Databases are mostly classified according to their organizational approach. The most common one being the relational database. A relational database is a tabular format in which data is defined and different relations between different type of data is defined so that it can be reorganized and accessed in different ways.
1.2 Apache hadoop
Hadoop is an open source framework for storing and processing big data in a distributed fashion on large clusters of commodity hardware. It is the open source version of the paradigm introduced by Google in their 2004 paper MapReduce
Apache Hadoop is a massively scalable storage and batch processing system. It provides and integrated storage and processing capabilities. This can be scaled horizontally with commodity hardware and provides fault tolerance.
2. Can Hadoop Replace Database
It is asked a lot that whether Hadoop can replace a database or not. There is not straight forward answer to this question. Hadoop or to be specific HDFS (Hadoop Distributed File System) can store data and there are components which can project it like a relational database structure to outside for querying but that is not the main competency of Apache Hadoop.
The main competency of Apache Hadoop is data processing and offloading heavy duty analytic work from the databases or other such systems so that they can concentrate on what they are designed for. For example, consider an RDBMS used for serving data and ensuring transactional consistency of all the data entered in it. Now if we use the same RDBMS to process this data and generate complex analytics reports from the large volume of data stored in it will not be the best strategy because it will need a significant amount of processing capabilities which can otherwise be used for the main work of the system. Now Hadoop is as we know is designed to store large amount of data in distributed fashion and then process this data in whatever way necessary. So what can be done in this example scenario is to keep RDBMS to serve the data and ensure transactional consistency and take this data from RDBMS from time to time and perform the required analytics using Apache Hadoop cluster completely separately from RDBMS.
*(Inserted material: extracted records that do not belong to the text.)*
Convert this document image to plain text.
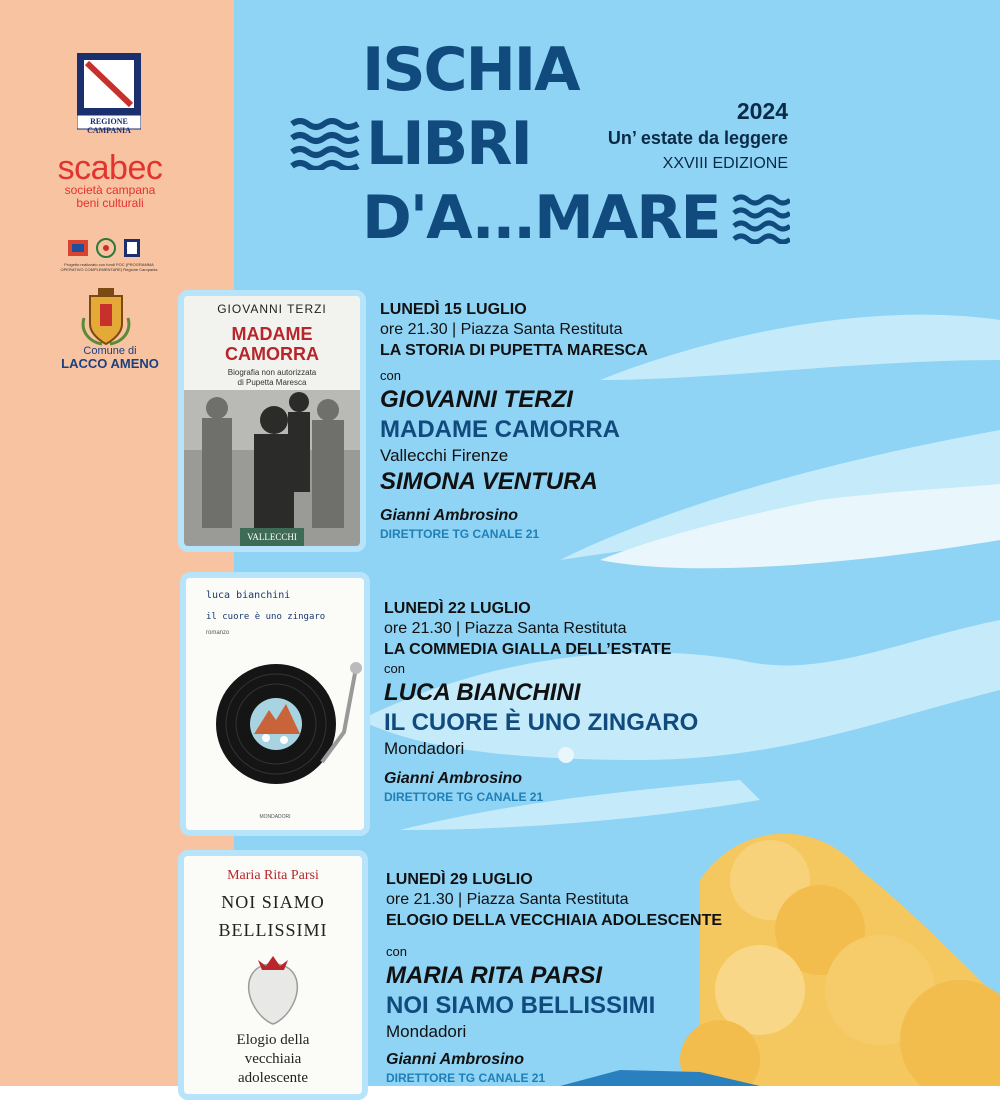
REGIONE CAMPANIA
scabec
società campana
beni culturali
Progetto realizzato con fondi POC (PROGRAMMA OPERATIVO COMPLEMENTARE) Regione Campania
Comune di
LACCO AMENO
ISCHIA
LIBRI
D'A...MARE
2024
Un’ estate da leggere
XXVIII EDIZIONE
GIOVANNI TERZI
MADAME
CAMORRA
Biografia non autorizzata
di Pupetta Maresca
VALLECCHI
LUNEDÌ 15 LUGLIO
ore 21.30 | Piazza Santa Restituta
LA STORIA DI PUPETTA MARESCA
con
GIOVANNI TERZI
MADAME CAMORRA
Vallecchi Firenze
SIMONA VENTURA
Gianni Ambrosino
DIRETTORE TG CANALE 21
luca bianchini
il cuore è uno zingaro
romanzo
MONDADORI
LUNEDÌ 22 LUGLIO
ore 21.30 | Piazza Santa Restituta
LA COMMEDIA GIALLA DELL’ESTATE
con
LUCA BIANCHINI
IL CUORE È UNO ZINGARO
Mondadori
Gianni Ambrosino
DIRETTORE TG CANALE 21
Maria Rita Parsi
NOI SIAMO
BELLISSIMI
Elogio della
vecchiaia
adolescente
LUNEDÌ 29 LUGLIO
ore 21.30 | Piazza Santa Restituta
ELOGIO DELLA VECCHIAIA ADOLESCENTE
con
MARIA RITA PARSI
NOI SIAMO BELLISSIMI
Mondadori
Gianni Ambrosino
DIRETTORE TG CANALE 21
3. Difference in Hadoop and Relational Database Management Systems
There are few specific differences in Apache Hadoop and a Relational Database Management System which we will discuss below:
- The storage mechanisms in Apache Hadoop and RDBMS are completely different. Relational databases store information in tables defined by a specific schema whereas Apache Hadoop uses key-value pair as its fundamental unit for data storage. Though there are NoSQL databases available which make use of key-value storage but none of the Relation Database do so.
- In case of relational databases, SQL is used to query the data but the only thing specified in these queries are what data is required and there is no consideration on how the data is obtained. On the other hand Apache Hadoop make use of the MapReduce programs and concentrate on both what and how
- There is also a difference in how relational database scale and how Hadoop scales. In case of relational database, a lot of horsepower need to be added to the system and we need specific database class servers but in case of Hadoop a lot of community hardware systems can be added with normal horsepower to scale it.
To summarise, Apache Hadoop is not a database storage or relational storage, its main competency is to process data in a distributed fashion. It does have a storage component called HDFS (Hadoop Distributed File System) which stoes files used for processing but HDFS does not qualify as a relational database, it is just a storage model.
There are components like Hive which can work on top of HDFS and which allows users to query the HDFS storage using SQL like queries using HiveQL but that is just SQL like queries and does not make HDFS or Apcahe Hadoop a database or relational database.